I was speaking with the glacier. I was speaking with the rocks and the snow around. They spoke back to me. They communicated energetically, and I wanted to listen.
Who am I to talk about animacy, if I don’t listen? Who am I to take pride in my pagan ancestry, if I don’t speak with minerals that made me? Who am I to ignore the danger, to ignore a mythical moment and forgo the locked door, the only chamber I am not allowed to enter?
We sat with the glacier in front of us and turned around.
A strange feeling to turn away from something so magnetic. Fear of missing an experience of a lifetime was carving larger and larger passages within me. Regret. A thin line between cowardice and pride, between ignorance and reverence.
This glacier will never be at this melting point, ever again in our lifetime. It will continue receding until it becomes a mythical serpent that once carved the valleys.
2022 and 2023 have been the years that Swiss glaciers have melted 10% of their total volume. In comparison, the same amount of glacier mass was lost between 1960 and 1990. As snow melts, it exposes the dark rock formation beneath that becomes a magnet for solar heat.

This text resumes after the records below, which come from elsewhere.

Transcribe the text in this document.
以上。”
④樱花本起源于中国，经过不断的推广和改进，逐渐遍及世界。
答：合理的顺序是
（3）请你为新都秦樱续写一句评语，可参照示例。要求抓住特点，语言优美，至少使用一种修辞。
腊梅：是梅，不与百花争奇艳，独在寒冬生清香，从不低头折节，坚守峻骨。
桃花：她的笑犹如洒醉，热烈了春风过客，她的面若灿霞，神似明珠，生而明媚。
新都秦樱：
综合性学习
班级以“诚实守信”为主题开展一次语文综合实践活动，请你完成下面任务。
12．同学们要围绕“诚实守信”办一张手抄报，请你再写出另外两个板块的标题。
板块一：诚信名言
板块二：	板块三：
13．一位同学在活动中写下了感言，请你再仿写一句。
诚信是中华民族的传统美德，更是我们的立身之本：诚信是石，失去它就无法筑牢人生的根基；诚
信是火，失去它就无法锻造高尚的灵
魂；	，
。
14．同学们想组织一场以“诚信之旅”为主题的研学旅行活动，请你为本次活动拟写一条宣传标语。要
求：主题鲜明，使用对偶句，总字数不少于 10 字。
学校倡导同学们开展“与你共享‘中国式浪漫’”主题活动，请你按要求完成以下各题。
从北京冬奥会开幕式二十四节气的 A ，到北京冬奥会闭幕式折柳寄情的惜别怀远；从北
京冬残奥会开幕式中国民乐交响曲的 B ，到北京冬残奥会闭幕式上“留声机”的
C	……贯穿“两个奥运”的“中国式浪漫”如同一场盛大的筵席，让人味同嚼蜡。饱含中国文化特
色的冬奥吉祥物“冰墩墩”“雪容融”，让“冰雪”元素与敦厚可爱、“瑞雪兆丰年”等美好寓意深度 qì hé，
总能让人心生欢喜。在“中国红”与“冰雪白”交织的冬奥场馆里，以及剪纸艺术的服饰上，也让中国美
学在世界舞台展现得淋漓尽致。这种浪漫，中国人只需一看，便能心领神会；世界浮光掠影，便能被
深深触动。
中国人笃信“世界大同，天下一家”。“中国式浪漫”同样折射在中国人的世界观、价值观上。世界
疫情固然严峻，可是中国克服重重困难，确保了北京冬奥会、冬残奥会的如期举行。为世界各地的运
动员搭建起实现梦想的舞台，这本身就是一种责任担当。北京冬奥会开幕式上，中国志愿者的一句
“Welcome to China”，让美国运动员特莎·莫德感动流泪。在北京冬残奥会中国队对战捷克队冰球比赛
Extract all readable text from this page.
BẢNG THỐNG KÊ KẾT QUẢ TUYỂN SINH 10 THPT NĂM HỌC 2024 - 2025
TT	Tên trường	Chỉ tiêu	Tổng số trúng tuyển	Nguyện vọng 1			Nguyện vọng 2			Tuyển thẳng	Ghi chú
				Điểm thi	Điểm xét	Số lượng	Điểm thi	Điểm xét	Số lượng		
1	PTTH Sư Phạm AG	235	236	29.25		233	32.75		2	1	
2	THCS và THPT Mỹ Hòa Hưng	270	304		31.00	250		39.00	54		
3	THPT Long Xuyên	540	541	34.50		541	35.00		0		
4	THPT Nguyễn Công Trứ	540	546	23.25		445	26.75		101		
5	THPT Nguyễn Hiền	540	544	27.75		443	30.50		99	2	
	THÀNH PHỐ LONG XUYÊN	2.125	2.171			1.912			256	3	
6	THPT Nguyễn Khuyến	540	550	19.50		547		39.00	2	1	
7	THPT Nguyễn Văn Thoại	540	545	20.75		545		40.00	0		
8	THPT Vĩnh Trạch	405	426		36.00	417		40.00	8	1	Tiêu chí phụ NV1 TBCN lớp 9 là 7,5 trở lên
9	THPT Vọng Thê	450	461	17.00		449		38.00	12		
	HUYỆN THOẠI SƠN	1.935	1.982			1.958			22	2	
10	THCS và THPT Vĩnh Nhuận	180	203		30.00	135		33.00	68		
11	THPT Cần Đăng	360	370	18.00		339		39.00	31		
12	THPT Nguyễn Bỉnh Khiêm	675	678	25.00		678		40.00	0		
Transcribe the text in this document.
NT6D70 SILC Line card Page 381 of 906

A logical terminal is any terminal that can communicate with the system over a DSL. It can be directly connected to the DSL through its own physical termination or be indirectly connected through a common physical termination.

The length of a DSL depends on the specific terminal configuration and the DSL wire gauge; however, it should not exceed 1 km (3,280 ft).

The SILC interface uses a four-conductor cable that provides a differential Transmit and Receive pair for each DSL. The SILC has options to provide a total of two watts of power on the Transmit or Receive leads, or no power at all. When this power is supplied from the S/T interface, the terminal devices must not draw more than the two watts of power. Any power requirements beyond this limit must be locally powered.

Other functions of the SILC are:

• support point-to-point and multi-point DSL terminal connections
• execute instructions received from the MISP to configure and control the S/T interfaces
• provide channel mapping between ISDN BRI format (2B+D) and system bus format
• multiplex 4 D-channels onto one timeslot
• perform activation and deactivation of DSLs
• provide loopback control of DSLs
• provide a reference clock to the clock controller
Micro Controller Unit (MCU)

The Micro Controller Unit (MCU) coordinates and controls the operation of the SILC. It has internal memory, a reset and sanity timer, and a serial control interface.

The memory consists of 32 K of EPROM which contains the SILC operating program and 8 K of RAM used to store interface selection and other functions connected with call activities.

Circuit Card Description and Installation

This pattern speeds up the ice melt in mountainous alpine regions such as the one we were visiting.
Just three weeks after our visit to Zinal, massive flooding happened in the southernmost region of Switzerland. The path where we started our hike was completely closed, as the glacial river expanded and chewed up parts of the road, running parallel to it. River Navisence that I sat by (and in) back then, turned into a force devouring everything on its path, sparing no man-made constructions.
River Navisence knows its path—streaming here for over ten thousand years, the onset of the last ice age.
We’ve been in this Glacial Spring since then, through thousands of winters, summers, and autumns, the larger season of spring has had its dominion. But in the past 80 years, it’s sped up increasingly.
Being by this river I felt the essence of myself. I felt “this is me”. Its colour, its flow, its stones. I didn’t want to leave. I just wanted to sit there for a very, very long time. Only a prayer for this place is worthy of an offering.
I can’t help but think about the flow of an inner river of life force energy. What happens when it floods? Capturing all destabilized patterns, pathways of thoughts, and even creative blocks. When this river floods what superficial patterns does it disrupt in our lives? What everyday importance is lost when flood water is the main character of the myth?
If you trace this river, it will lead you to the ever-melting glacier.